Lha kan bukan “zina”? kok haram.

Memang yang haram “hanya zina”. Menyakiti orang apalagi yang lemah (dha’if) dan dilemahkan (mustad’afin) juga haram, menelantarkan istri dan anak-anak juga haram, menceraikan tanpa alasan yang kuat adalah dhalim dan haram. Bahkan bisa lebih besar dosanya dari zina itu sendiri.

Dalam konsep Ushul Fiqih, haram dari satu sisi dibagi dua, ada yang haram atau muharram Li dzatihi, dan haram atau muharram Li Ghairihi.

Haram Li dzatihi adalah sesuatu yang diharamkan karena barang atau prilaku itu sendiri mengandung “mafsadah-kerusakan” dalam dirinya. Sedang Haram li ghairi adalah sesuatu yang diharamkan bukan karena barang atau perbuatan itu mengandung “mafsadah-madharrat”, melainkan ia berpotensi berdampak merugikan dan membahayakan pada diri sendiri dan orang lain.

Konsepnya begitu, tapi seorang bisa beda menentukan mana yang haram lidzatihi dan haram lighairihi. Biasanya ahli Ushul fiqih mencontohkan haram lidzatihi dengan memakan bangkai, meminum minuman keras, berzina, mencuri dan hal lain yang menghancurkan kebutuhan dasar manusia (dharuriyyat).

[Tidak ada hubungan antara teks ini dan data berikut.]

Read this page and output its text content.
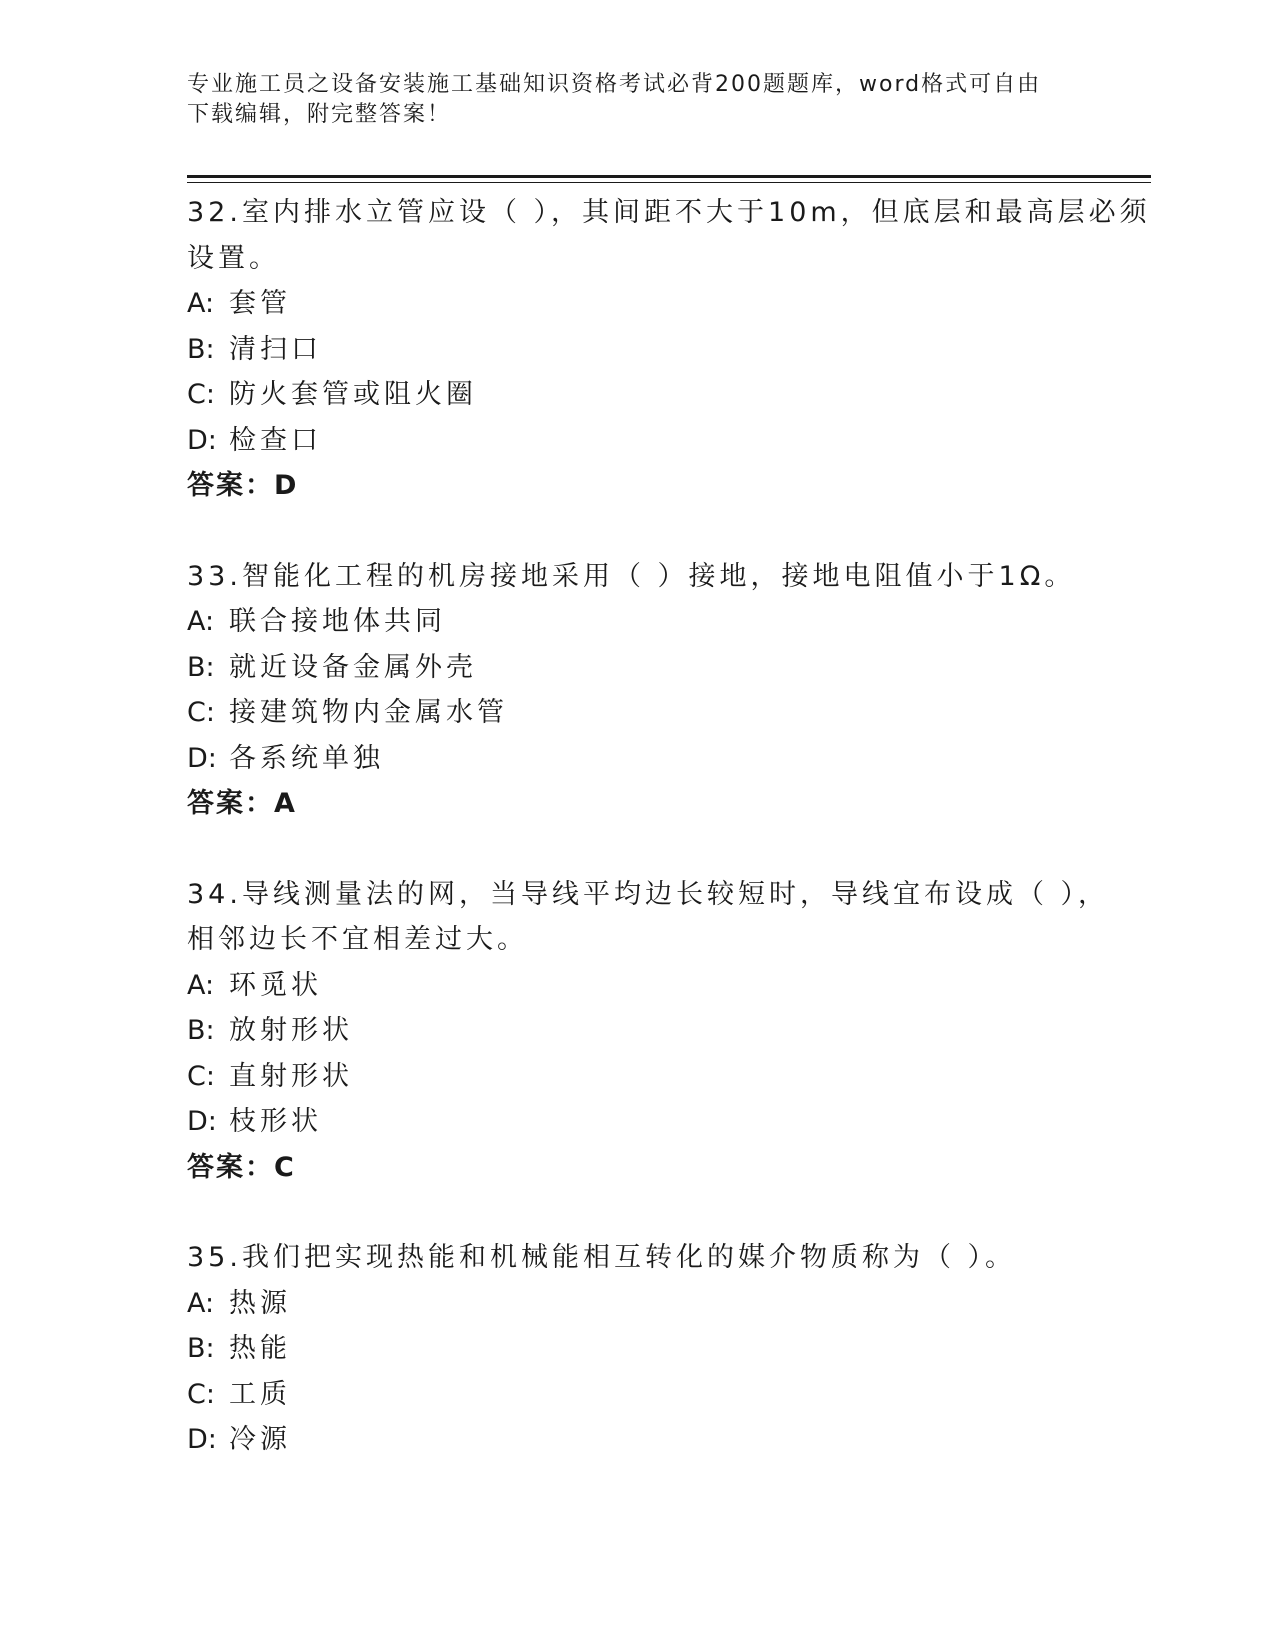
专业施工员之设备安装施工基础知识资格考试必背200题题库，word格式可自由
下载编辑，附完整答案！
32.室内排水立管应设（ ），其间距不大于10m，但底层和最高层必须
设置。
A: 套管
B: 清扫口
C: 防火套管或阻火圈
D: 检查口
答案：D
33.智能化工程的机房接地采用（ ）接地，接地电阻值小于1Ω。
A: 联合接地体共同
B: 就近设备金属外壳
C: 接建筑物内金属水管
D: 各系统单独
答案：A
34.导线测量法的网，当导线平均边长较短时，导线宜布设成（ ），
相邻边长不宜相差过大。
A: 环觅状
B: 放射形状
C: 直射形状
D: 枝形状
答案：C
35.我们把实现热能和机械能相互转化的媒介物质称为（ ）。
A: 热源
B: 热能
C: 工质
D: 冷源
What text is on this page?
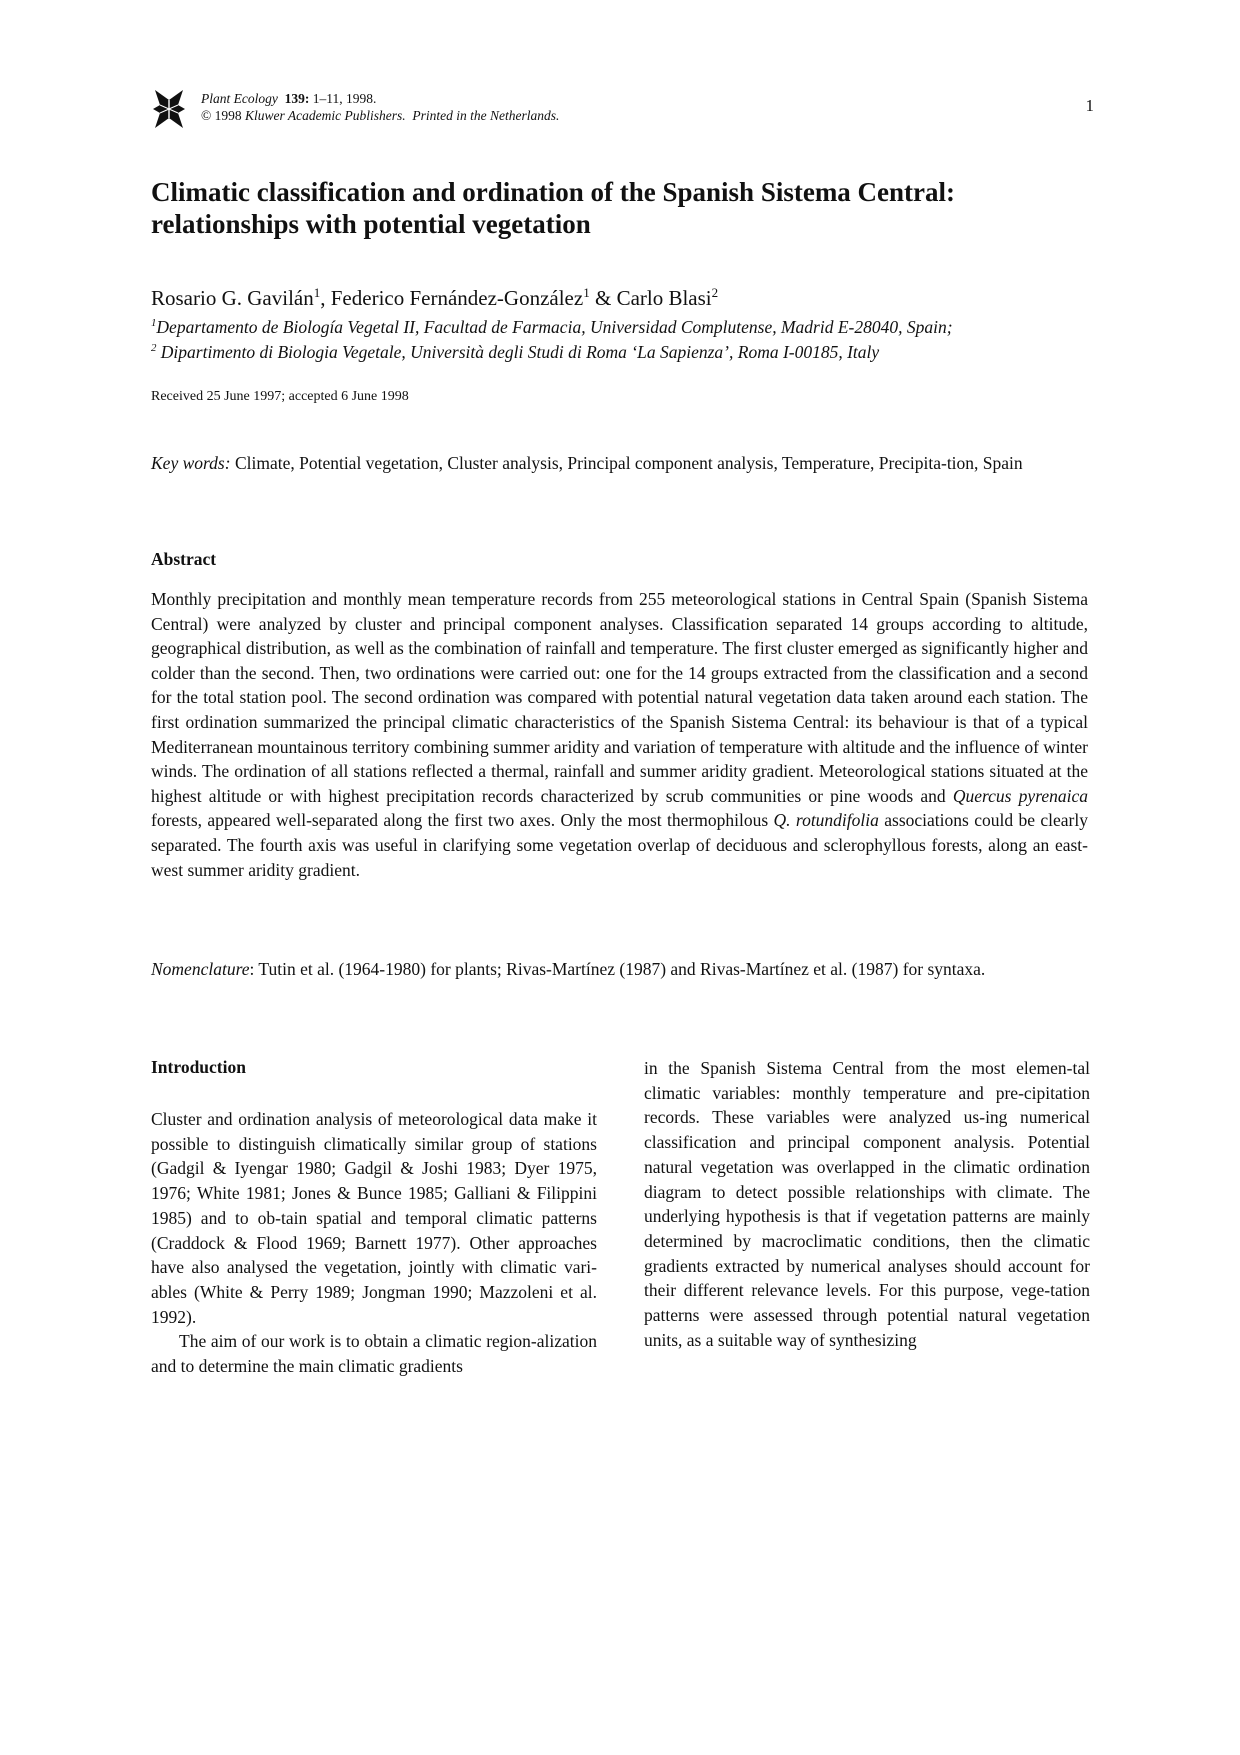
Plant Ecology 139: 1–11, 1998.
© 1998 Kluwer Academic Publishers. Printed in the Netherlands.
1
Climatic classification and ordination of the Spanish Sistema Central:
relationships with potential vegetation
Rosario G. Gavilán$^1$, Federico Fernández-González$^1$ & Carlo Blasi$^2$
$^1$Departamento de Biología Vegetal II, Facultad de Farmacia, Universidad Complutense, Madrid E-28040, Spain;
$^2$ Dipartimento di Biologia Vegetale, Università degli Studi di Roma ‘La Sapienza’, Roma I-00185, Italy
Received 25 June 1997; accepted 6 June 1998
Key words: Climate, Potential vegetation, Cluster analysis, Principal component analysis, Temperature, Precipita-tion, Spain
Abstract
Monthly precipitation and monthly mean temperature records from 255 meteorological stations in Central Spain (Spanish Sistema Central) were analyzed by cluster and principal component analyses. Classification separated 14 groups according to altitude, geographical distribution, as well as the combination of rainfall and temperature. The first cluster emerged as significantly higher and colder than the second. Then, two ordinations were carried out: one for the 14 groups extracted from the classification and a second for the total station pool. The second ordination was compared with potential natural vegetation data taken around each station. The first ordination summarized the principal climatic characteristics of the Spanish Sistema Central: its behaviour is that of a typical Mediterranean mountainous territory combining summer aridity and variation of temperature with altitude and the influence of winter winds. The ordination of all stations reflected a thermal, rainfall and summer aridity gradient. Meteorological stations situated at the highest altitude or with highest precipitation records characterized by scrub communities or pine woods and Quercus pyrenaica forests, appeared well-separated along the first two axes. Only the most thermophilous Q. rotundifolia associations could be clearly separated. The fourth axis was useful in clarifying some vegetation overlap of deciduous and sclerophyllous forests, along an east-west summer aridity gradient.
Nomenclature: Tutin et al. (1964-1980) for plants; Rivas-Martínez (1987) and Rivas-Martínez et al. (1987) for syntaxa.
Introduction

Cluster and ordination analysis of meteorological data make it possible to distinguish climatically similar group of stations (Gadgil & Iyengar 1980; Gadgil & Joshi 1983; Dyer 1975, 1976; White 1981; Jones & Bunce 1985; Galliani & Filippini 1985) and to ob-tain spatial and temporal climatic patterns (Craddock & Flood 1969; Barnett 1977). Other approaches have also analysed the vegetation, jointly with climatic vari-ables (White & Perry 1989; Jongman 1990; Mazzoleni et al. 1992).

The aim of our work is to obtain a climatic region-alization and to determine the main climatic gradients

in the Spanish Sistema Central from the most elemen-tal climatic variables: monthly temperature and pre-cipitation records. These variables were analyzed us-ing numerical classification and principal component analysis. Potential natural vegetation was overlapped in the climatic ordination diagram to detect possible relationships with climate. The underlying hypothesis is that if vegetation patterns are mainly determined by macroclimatic conditions, then the climatic gradients extracted by numerical analyses should account for their different relevance levels. For this purpose, vege-tation patterns were assessed through potential natural vegetation units, as a suitable way of synthesizing
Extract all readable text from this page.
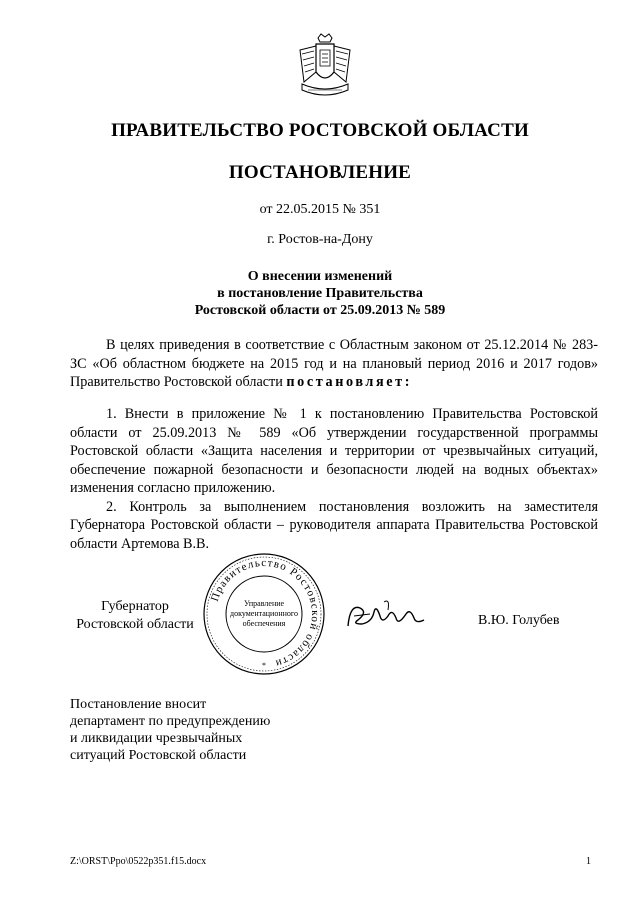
ПРАВИТЕЛЬСТВО РОСТОВСКОЙ ОБЛАСТИ
ПОСТАНОВЛЕНИЕ
от 22.05.2015 № 351
г. Ростов-на-Дону
О внесении изменений
в постановление Правительства
Ростовской области от 25.09.2013 № 589
В целях приведения в соответствие с Областным законом от 25.12.2014 № 283-ЗС «Об областном бюджете на 2015 год и на плановый период 2016 и 2017 годов» Правительство Ростовской области постановляет:
1. Внести в приложение № 1 к постановлению Правительства Ростовской области от 25.09.2013 № 589 «Об утверждении государственной программы Ростовской области «Защита населения и территории от чрезвычайных ситуаций, обеспечение пожарной безопасности и безопасности людей на водных объектах» изменения согласно приложению.
2. Контроль за выполнением постановления возложить на заместителя Губернатора Ростовской области – руководителя аппарата Правительства Ростовской области Артемова В.В.
Губернатор
Ростовской области
Правительство Ростовской области
Управление
документационного
обеспечения
*
В.Ю. Голубев
Постановление вносит
департамент по предупреждению
и ликвидации чрезвычайных
ситуаций Ростовской области
Z:\ORST\Ppo\0522p351.f15.docx	1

Sedang haram li ghairihi dicontohkan dengan “melihat aurat perempuan atau aurat laki laki, shalat dengan pakaian atau tempat curian, jual beli di hari Jumat menjelang pelaksanaan Jumat, dll.

Melihat aurat laki-laki atau perempuan pada dasarnya tidak membahayakan, namun bagi orang yang hatinya sakit, kotor, penuh nafsu, ia bisa membahayakan. Olehnya ia diharamkan bukan karena melihatnya, melainkan berpotensi membahayakan.

Apa dampak perbedaan kedua haram itu?

Bedanya, suatu yang diharamkan lidzatihi tidak boleh dilakukan kecuali dalam kondisi “dharurat” yang mengancam lima kebutuhan dasar manusia. Sedang haram lighairi boleh dilanggar atau dilakukan kalau ada “hajah-kebutuhan”. Sebab itu, laki-laki boleh melihat aurat perempuan dan sebaliknya jika ada kebutuhan “pengobatan”, seperti kiret, operasi melahirkan, atau pengobatan lainnya. Tapi harus benar-benar ada kebutuhan ya, jangan dibuat buat. Kalau dibuat buat, ya haram. Ibadah saja jika dibuat buat ya haram. Wallahu a’lam.

Situbondo, 9 April 2020

KH Imam Nakha’i, Dosen Fikih-Ushul Fikih di Ma’had Aly Salafiyah-Syafi’iyah Sukorejo, Situbondo.